A Toaster on Mars was a satirical and fun space adventure that will appeal to lovers of slapstick comedy. Set in the year 2509, it follows the storyline of Blake Carter, middle aged gruff agent who investigates universal temporal crimes and those beyond the capabilities of local law enforcement. Seeing Blake isn't all that likable as a character, thank goodness for his new partner, cyborg Nikki Steel. Nikki is a tough, no nonsense agent who plays by the rules. Thrown together, the two must hunt down the galaxy's most notorious criminal who plans to annihilate Earth through destroying all technological advances. But when Badde kidnaps Blake's daughter, they must work together with wanted villain or his daughter faces a life of torture.
'That's right', Badde said.
'I have an entire box set of The Brady Bunch and I'm prepared to use them.'
Although written as a middle grade slash early teen adventure, the main character is a middle aged, gruff man and his cyborg sidekick and unfortunately I tended to lose interest throughout. The reader experiences brief glimpses of Lisa's point of view as she's being held captive, but the main focus was placed on Blake's interstellar adventure. Like most readers, children and teens also enjoy being able to place themselves within a storyline and I feel as though that probably isn't the case here.

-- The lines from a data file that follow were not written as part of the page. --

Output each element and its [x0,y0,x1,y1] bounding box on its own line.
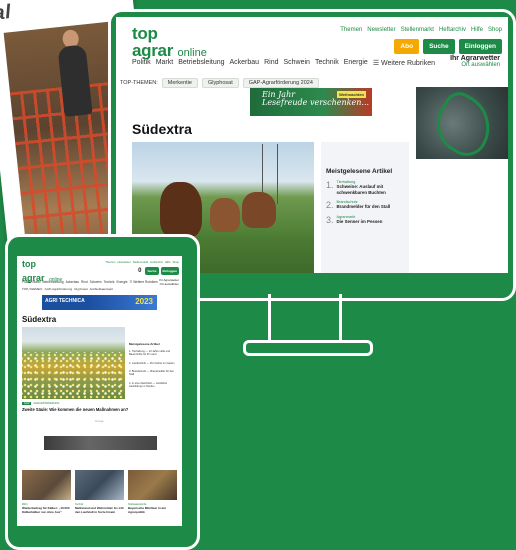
most-read-item[interactable]: 2. Landtechnik — Pro Fahrer im Garten [129,362,179,365]
tablet-promo-banner[interactable]: AGRI TECHNICA 2023 [42,295,157,310]
nav-item[interactable]: Schwein [90,280,102,284]
login-button[interactable]: Einloggen [458,39,502,54]
search-button[interactable]: Suche [145,267,159,275]
nav-item-schwein[interactable]: Schwein [283,59,309,67]
util-link-hilfe[interactable]: Hilfe [471,27,483,33]
login-button[interactable]: Einloggen [160,267,179,275]
nav-item-betriebsleitung[interactable]: Betriebsleitung [178,59,224,67]
tablet-utility-nav: Themen Newsletter Stellenmarkt Heftarchi… [105,260,179,264]
ad-image[interactable] [416,87,508,159]
most-read-item[interactable]: 3. Agrarmarkt Die Senner im Pessen [326,215,404,225]
tablet-most-read-sidebar: Meistgelesene Artikel 1. Tierhaltung — 1… [129,342,179,394]
tablet-hero-photo[interactable] [22,327,125,399]
weather-location-link[interactable]: Ort auswählen [159,282,179,286]
util-link-themen[interactable]: Themen [340,27,362,33]
tablet-screen: top agrar online Themen Newsletter Stell… [17,256,182,526]
search-button[interactable]: Suche [423,39,455,54]
nav-item[interactable]: Markt [33,280,41,284]
topic-chip[interactable]: Glyphosat [201,78,239,88]
util-link-newsletter[interactable]: Newsletter [367,27,395,33]
most-read-item[interactable]: 1. Tierhaltung — 10 Jahre Höfe und Bauer… [129,350,179,357]
monitor-stand [268,294,342,342]
nav-item-technik[interactable]: Technik [315,59,339,67]
article-tag-text: AGRARFÖRDERUNG [33,402,60,405]
most-read-item[interactable]: 4. In eine Gleichheit — Ländliche Ausbil… [129,382,179,389]
tablet-main-nav: Politik Markt Betriebsleitung Ackerbau R… [22,280,158,284]
page-title: Südextra [132,121,192,137]
top-topics: TOP-THEMEN: Merkentie Glyphosat GAP-Agra… [120,78,319,88]
nav-item-more[interactable]: ☰ Weitere Rubriken [129,280,157,284]
util-link[interactable]: Themen [105,260,115,264]
util-link-stellenmarkt[interactable]: Stellenmarkt [401,27,434,33]
nav-item[interactable]: Technik [104,280,115,284]
article-cards: Milch Wiederbeitrag für Kälber: „10.000 … [22,470,178,515]
article-card[interactable]: Südstaatenküche Bayerische Milchbar in d… [128,470,177,515]
article-tag-label: GAP [22,402,32,405]
nav-item-energie[interactable]: Energie [344,59,368,67]
util-link[interactable]: Shop [172,260,179,264]
nav-item-rind[interactable]: Rind [264,59,278,67]
topic-chip[interactable]: GAP-Agrarförderung 2024 [242,78,319,88]
tablet-ad-banner[interactable] [44,436,157,450]
nav-item[interactable]: Politik [22,280,31,284]
util-link-heftarchiv[interactable]: Heftarchiv [439,27,466,33]
article-card[interactable]: Technik Melkstand und Wehrmittel: Es tri… [75,470,124,515]
main-nav: Politik Markt Betriebsleitung Ackerbau R… [132,59,435,67]
article-card-title: Wiederbeitrag für Kälber: „10.000 Kälber… [22,506,70,514]
nav-item-more[interactable]: ☰ Weitere Rubriken [373,59,435,67]
article-card-image [128,470,177,500]
top-topics-label: TOP-THEMEN: [22,287,43,291]
promo-banner[interactable]: Ein Jahr Lesefreude verschenken... Weihn… [250,88,372,116]
most-read-sidebar: Meistgelesene Artikel 1. Tierhaltung Sch… [321,142,409,273]
banner-line-2: Lesefreude verschenken... [262,98,370,108]
tablet-page-title: Südextra [22,315,57,324]
header-buttons: Abo Suche Einloggen [394,39,502,54]
ad-label: Anzeige [95,420,104,423]
weather-title: Ihr Agrarwetter [450,55,500,62]
article-card-image [22,470,71,500]
topic-chip[interactable]: Merkentie [161,78,198,88]
most-read-item[interactable]: 1. Tierhaltung Schweine: Auslauf mit sch… [326,180,404,195]
banner-line-2: 2023 [135,297,153,306]
article-card-title: Melkstand und Wehrmittel: Es tritt den L… [75,506,124,514]
tablet-weather-widget[interactable]: Ihr Agrarwetter Ort auswählen [159,278,179,286]
tablet-header-buttons: 0 Suche Einloggen [138,267,179,275]
nav-item[interactable]: Ackerbau [66,280,79,284]
banner-line-1: AGRI TECHNICA [45,298,85,304]
article-card[interactable]: Milch Wiederbeitrag für Kälber: „10.000 … [22,470,71,515]
util-link[interactable]: Hilfe [165,260,171,264]
utility-nav: Themen Newsletter Stellenmarkt Heftarchi… [340,27,502,33]
topic-chip[interactable]: Glyphosat [74,287,88,291]
weather-widget[interactable]: Ihr Agrarwetter Ort auswählen [450,55,500,68]
abo-counter[interactable]: 0 [138,268,141,274]
weather-location-link[interactable]: Ort auswählen [450,62,500,68]
util-link[interactable]: Stellenmarkt [133,260,149,264]
util-link[interactable]: Newsletter [117,260,130,264]
nav-item[interactable]: Betriebsleitung [42,280,63,284]
site-logo[interactable]: top agrar online [132,25,207,60]
nav-item[interactable]: Energie [116,280,127,284]
article-card-image [75,470,124,500]
tablet-top-topics: TOP-THEMEN: GAP-Agrarförderung Glyphosat… [22,287,113,291]
nav-item-markt[interactable]: Markt [156,59,174,67]
util-link-shop[interactable]: Shop [488,27,502,33]
nav-item-ackerbau[interactable]: Ackerbau [230,59,260,67]
topic-chip[interactable]: GAP-Agrarförderung [45,287,73,291]
most-read-item[interactable]: 3. Brandschutz — Brandmelder für den Sta… [129,370,179,377]
topic-chip[interactable]: Antibiotikaeinsatz [90,287,113,291]
most-read-heading: Meistgelesene Artikel [326,168,393,175]
top-topics-label: TOP-THEMEN: [120,80,158,86]
magazine-heading: al [0,0,13,25]
article-headline[interactable]: Zweite Säule: Wie kommen die neuen Maßna… [22,407,128,412]
most-read-heading: Meistgelesene Artikel [129,342,160,346]
nav-item[interactable]: Rind [81,280,88,284]
banner-badge: Weihnachten [337,91,366,98]
util-link[interactable]: Heftarchiv [150,260,163,264]
monitor-base [243,340,373,356]
article-card-title: Bayerische Milchbar in der Agrarpolitik [128,506,167,514]
nav-item-politik[interactable]: Politik [132,59,151,67]
abo-button[interactable]: Abo [394,39,420,54]
article-tag: GAP AGRARFÖRDERUNG [22,402,59,405]
most-read-item[interactable]: 2. Brandschutz Brandmelder für den Stall [326,200,404,210]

The humour is silly slapstick, groan worthy dad jokes and eye rolling cliches but if the intended middle grade audience can forgive the abundance of adult characters, it's still an enjoyable read. With the only likable character being the villainous Badde, the humour didn't work for me unfortunately. I did enjoy the simplistic world building, especially Elvisworld, where Elvis impersonators have been imprisoned.

But strictly for the intended audience though I'm afraid.